Colonie danoise jusqu’en 1953, le Groenland a gagné son autonomie 26 ans plus tard et envisage à terme de larguer les amarres avec le Danemark. Si l’insistance du président américain pour acquérir l’île arctique place la question au cœur des préoccupations, beaucoup de Groenlandais restent prudents sur sa réalisation.
« Je pense que ça fonctionne bien (la relation entre le Danemark et le Groenland). L’ingérence des États-Unis, j’ai l’impression que ça perturbe toutes les relations et la confiance », déplore une vendeuse de 21 ans, Inaluk Pedersen. « J’aime vraiment qu’on soit indépendant, mais je pense qu’on devrait attendre. Pas pour l’instant. Pas aujourd’hui », dit Pitsi Mari, qui travaille dans les télécoms.
La coalition actuellement au pouvoir n’est pas favorable à une indépendance précipitée. Le seul parti d’opposition, Naleraq, 24,5 % des suffrages aux législatives de 2025, veut couper les ponts le plus vite possible.
Il est aussi signataire de la déclaration, qui insiste sur le fait que « l’avenir du Groenland doit être décidé par le peuple groenlandais ».

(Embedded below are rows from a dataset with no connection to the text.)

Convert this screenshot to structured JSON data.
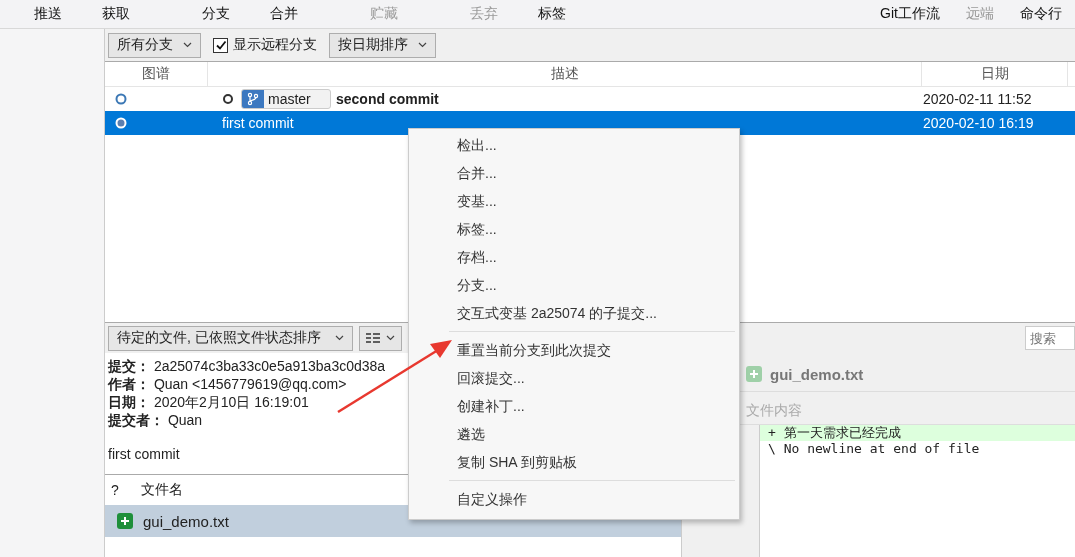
{
  "toolbar": {
    "groups": [
      [
        {
          "label": "推送",
          "disabled": false
        },
        {
          "label": "获取",
          "disabled": false
        }
      ],
      [
        {
          "label": "分支",
          "disabled": false
        },
        {
          "label": "合并",
          "disabled": false
        }
      ],
      [
        {
          "label": "贮藏",
          "disabled": true
        }
      ],
      [
        {
          "label": "丢弃",
          "disabled": true
        },
        {
          "label": "标签",
          "disabled": false
        }
      ]
    ],
    "right": [
      {
        "label": "Git工作流",
        "disabled": false
      },
      {
        "label": "远端",
        "disabled": true
      },
      {
        "label": "命令行",
        "disabled": false
      }
    ]
  },
  "filter_bar": {
    "branch_filter": "所有分支",
    "show_remote": {
      "label": "显示远程分支",
      "checked": true
    },
    "sort": "按日期排序"
  },
  "graph": {
    "columns": [
      "图谱",
      "描述",
      "日期"
    ],
    "rows": [
      {
        "branch": "master",
        "message": "second commit",
        "head": true,
        "date": "2020-02-11 11:52",
        "selected": false
      },
      {
        "message": "first commit",
        "head": false,
        "date": "2020-02-10 16:19",
        "selected": true
      }
    ]
  },
  "files_bar": {
    "sort": "待定的文件, 已依照文件状态排序",
    "search": {
      "placeholder": "搜索"
    }
  },
  "commit_details": {
    "fields": [
      {
        "label": "提交：",
        "value": "2a25074c3ba33c0e5a913ba3c0d38a"
      },
      {
        "label": "作者：",
        "value": "Quan <1456779619@qq.com>"
      },
      {
        "label": "日期：",
        "value": "2020年2月10日 16:19:01"
      },
      {
        "label": "提交者：",
        "value": "Quan"
      }
    ],
    "message": "first commit"
  },
  "file_list": {
    "columns": [
      "?",
      "文件名"
    ],
    "files": [
      {
        "name": "gui_demo.txt",
        "kind": "added",
        "selected": true
      }
    ]
  },
  "diff": {
    "file": "gui_demo.txt",
    "kind": "added",
    "section": "文件内容",
    "lines": [
      {
        "kind": "added",
        "text": "+ 第一天需求已经完成"
      },
      {
        "kind": "context",
        "text": "\\  No newline at end of file"
      }
    ]
  },
  "context_menu": {
    "items": [
      {
        "kind": "item",
        "label": "检出..."
      },
      {
        "kind": "item",
        "label": "合并..."
      },
      {
        "kind": "item",
        "label": "变基..."
      },
      {
        "kind": "item",
        "label": "标签..."
      },
      {
        "kind": "item",
        "label": "存档..."
      },
      {
        "kind": "item",
        "label": "分支..."
      },
      {
        "kind": "item",
        "label": "交互式变基 2a25074 的子提交..."
      },
      {
        "kind": "separator"
      },
      {
        "kind": "item",
        "label": "重置当前分支到此次提交"
      },
      {
        "kind": "item",
        "label": "回滚提交..."
      },
      {
        "kind": "item",
        "label": "创建补丁..."
      },
      {
        "kind": "item",
        "label": "遴选"
      },
      {
        "kind": "item",
        "label": "复制 SHA 到剪贴板"
      },
      {
        "kind": "separator"
      },
      {
        "kind": "item",
        "label": "自定义操作"
      }
    ]
  }
}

Depuis 1951, il existe un accord de défense entre les États-Unis et le Danemark et le Groenland qui donne quasiment carte blanche aux forces armées américaines sur le territoire groenlandais, si elles préviennent en amont les autorités locales.
Préserver l’intégrité de l’Otan
Pour acquérir le Groenland, l’administration américaine n’exclut pas une intervention militaire. D’après un sondage publié samedi par l’agence danoise Ritzau, 38,3 % des Danois pensent que les États-Unis lanceront une invasion du Groenland durant la présidence de Donald Trump.
M. Trump a reconnu, dans un entretien au New York Times jeudi, qu’il lui faudrait peut-être choisir entre la préservation de l’intégrité de l’Otan ou le contrôle du territoire danois.
Le Danemark – Groenland compris – est membre de l’Otan et une attaque américaine contre l’un des membres de l’Alliance signifierait « la fin de tout », a averti sa Première ministre Mette Frederiksen.
Dans ce contexte, le secrétaire général de l’Otan, Mark Rutte, s’est entretenu vendredi avec le chef de la diplomatie américaine, Marco Rubio, « de l’importance de l’Arctique pour notre sécurité commune et de la manière dont l’Otan travaille à renforcer ses capacités dans le Grand Nord », selon une porte-parole de l’Otan.
L’Otan, alliance militaire occidentale vieille de 76 ans, s’efforce de réduire l’intérêt de Washington pour le Groenland en mettant l’accent sur les mesures qu’elle prend pour renforcer la sécurité dans la région.
Et le commandant des forces de l’Otan en Europe, le général américain Alexus Grynkewich, a assuré vendredi que « nous sommes prêts à défendre chaque pouce de l’Alliance, aujourd’hui encore » et a estimé que l’Otan était loin d’être en « situation de crise à l’heure actuelle ».
En janvier 2025, 85 % des Groenlandais s’étaient dits opposés à leur rattachement aux États-Unis, selon un sondage publié dans la presse danoise et groenlandaise. Seuls 6 % y étaient favorables.